The whole thrust of ministry, in whatever capacity it is performed, but most especially that of youth ministry, is community, to bring people together in a shared experience of faith in Christ. Nurturing is a goal of any ministry, indeed it is the goal, perhaps. To attain this goal people must draw close to others, ministers must come alongside the members with whom they work. To be in community really assumes that there is intimacy at some level. Community means proximity. Closeness. A depth of knowledge of each other. It certainly assumes openness on the minister’s part. Being accessible to the people one minister’s to is a given.
And here is the rub. We don’t do openness well in western culture.2 For many reasons, we don’t have much of a clue about boundaries in personal relationships, outside or inside the doors of the church.

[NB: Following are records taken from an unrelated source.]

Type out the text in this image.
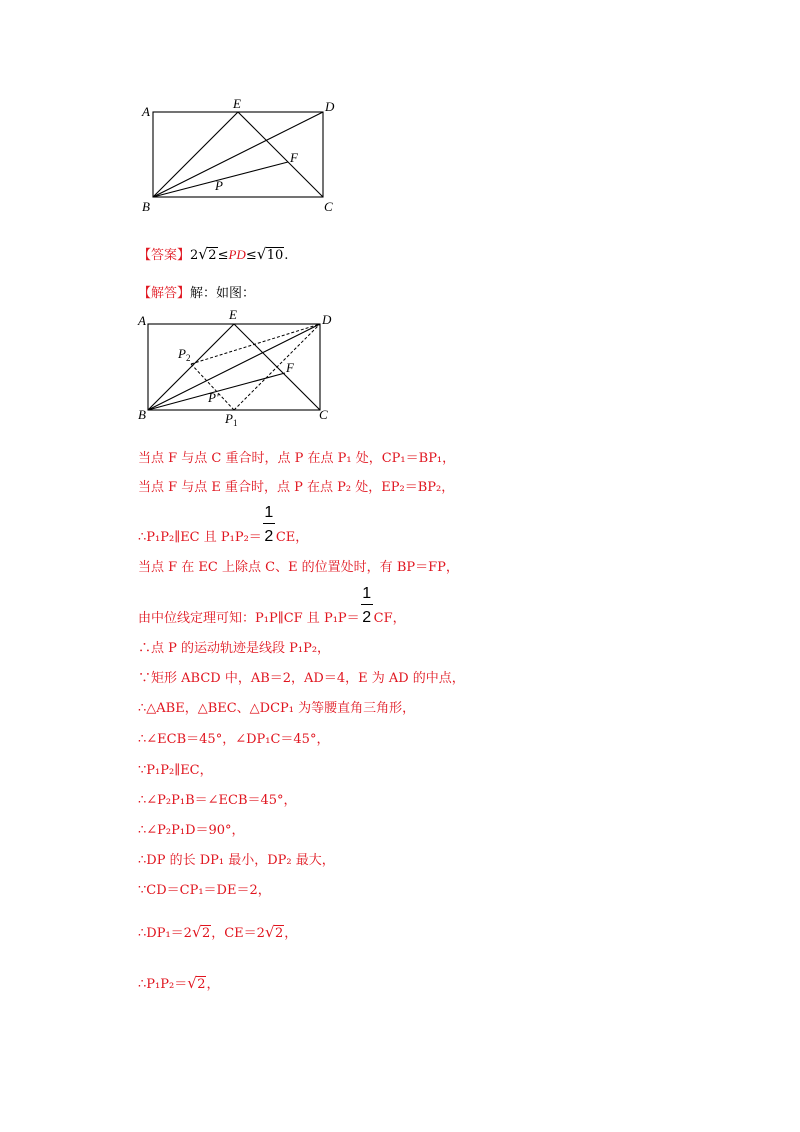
A
E	D
F
P
B	C
【答案】2 √ 2≤PD≤ √ 10.
【解答】解：如图：
A	E	D
$P_2$
F
P'
B	$P_1$
C
当点 F 与点 C 重合时，点 P 在点 P₁ 处，CP₁＝BP₁，
当点 F 与点 E 重合时，点 P 在点 P₂ 处，EP₂＝BP₂，
∴P₁P₂∥EC 且 $P_1P_2= \frac{1}{2}CE$，
当点 F 在 EC 上除点 C、E 的位置处时，有 BP＝FP，
由中位线定理可知：P₁P∥CF 且 $P_1P= \frac{1}{2}CF$，
∴点 P 的运动轨迹是线段 P₁P₂，
∵矩形 ABCD 中，AB＝2，AD＝4，E 为 AD 的中点，
∴△ABE，△BEC、△DCP₁ 为等腰直角三角形，
∴∠ECB＝45°，∠DP₁C＝45°，
∵P₁P₂∥EC，
∴∠P₂P₁B＝∠ECB＝45°，
∴∠P₂P₁D＝90°，
∴DP 的长 DP₁ 最小，DP₂ 最大，
∵CD＝CP₁＝DE＝2，
∴DP₁＝2 √ 2，CE＝2 √ 2，
∴P₁P₂＝ √ 2，
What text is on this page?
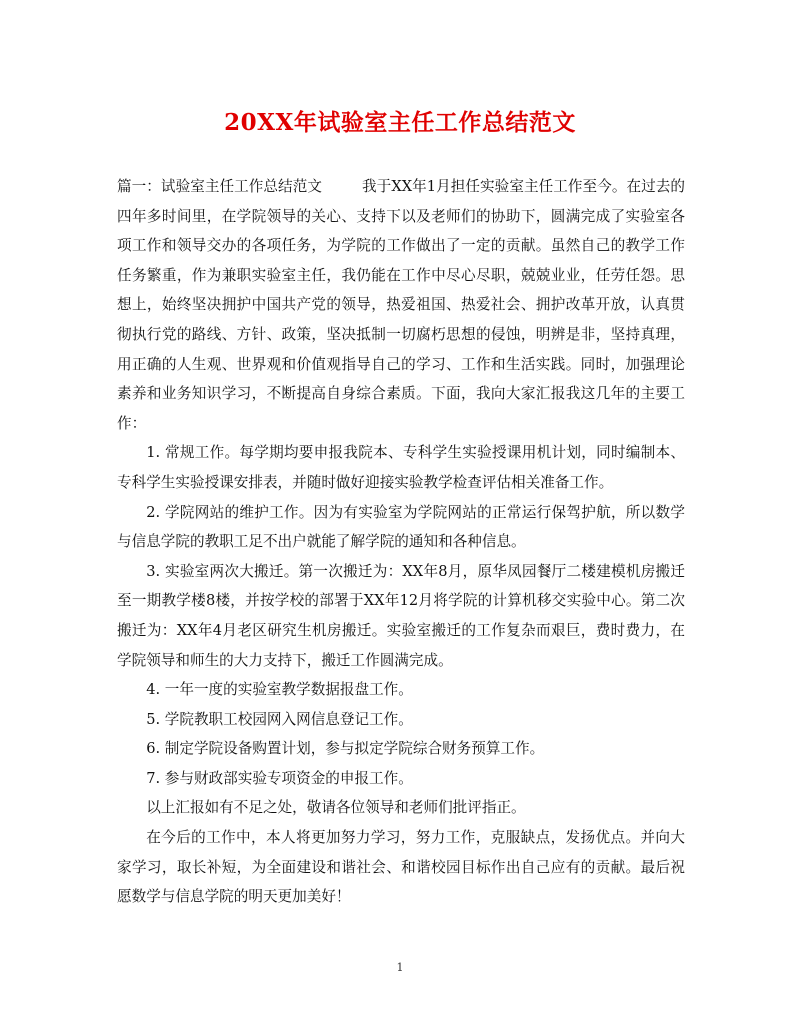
20XX年试验室主任工作总结范文

篇一：试验室主任工作总结范文	我于XX年1月担任实验室主任工作至今。在过去的四年多时间里，在学院领导的关心、支持下以及老师们的协助下，圆满完成了实验室各项工作和领导交办的各项任务，为学院的工作做出了一定的贡献。虽然自己的教学工作任务繁重，作为兼职实验室主任，我仍能在工作中尽心尽职，兢兢业业，任劳任怨。思想上，始终坚决拥护中国共产党的领导，热爱祖国、热爱社会、拥护改革开放，认真贯彻执行党的路线、方针、政策，坚决抵制一切腐朽思想的侵蚀，明辨是非，坚持真理，用正确的人生观、世界观和价值观指导自己的学习、工作和生活实践。同时，加强理论素养和业务知识学习，不断提高自身综合素质。下面，我向大家汇报我这几年的主要工作：

1. 常规工作。每学期均要申报我院本、专科学生实验授课用机计划，同时编制本、专科学生实验授课安排表，并随时做好迎接实验教学检查评估相关准备工作。

2. 学院网站的维护工作。因为有实验室为学院网站的正常运行保驾护航，所以数学与信息学院的教职工足不出户就能了解学院的通知和各种信息。

3. 实验室两次大搬迁。第一次搬迁为：XX年8月，原华凤园餐厅二楼建模机房搬迁至一期教学楼8楼，并按学校的部署于XX年12月将学院的计算机移交实验中心。第二次搬迁为：XX年4月老区研究生机房搬迁。实验室搬迁的工作复杂而艰巨，费时费力，在学院领导和师生的大力支持下，搬迁工作圆满完成。

4. 一年一度的实验室教学数据报盘工作。

5. 学院教职工校园网入网信息登记工作。

6. 制定学院设备购置计划，参与拟定学院综合财务预算工作。

7. 参与财政部实验专项资金的申报工作。

以上汇报如有不足之处，敬请各位领导和老师们批评指正。

在今后的工作中，本人将更加努力学习，努力工作，克服缺点，发扬优点。并向大家学习，取长补短，为全面建设和谐社会、和谐校园目标作出自己应有的贡献。最后祝愿数学与信息学院的明天更加美好！

1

From both the perspective of the minister and also the church member, there is more often than not very fuzzy thinking about boundaries, if there is any thought about it at all. I would argue the latter is most often the case. There is something we do not love about walls. Ministers, lay and clergy, strive to bring down the walls that separate. This is well and good, depending on what walls are being torn down. Walls of racism, ageism, economism, etc., are worthy of dismantling. So, of course, is the wall of sin that separates us from God. However, there are walls that need to remain standing. These walls have to do with privacy, with personality, with individual space. These “rabbits” need a place to hide. A well-tended garden is a wonderful thing to see, but it would not become one without a protective fence that keeps unwanted scavengers out. Leaders in the church, especially those involved in youth ministry, need to “walk the line and set the wall between us once again.” These words, no doubt, sound threatening to some. Perhaps even heretical. They should not. And they need not.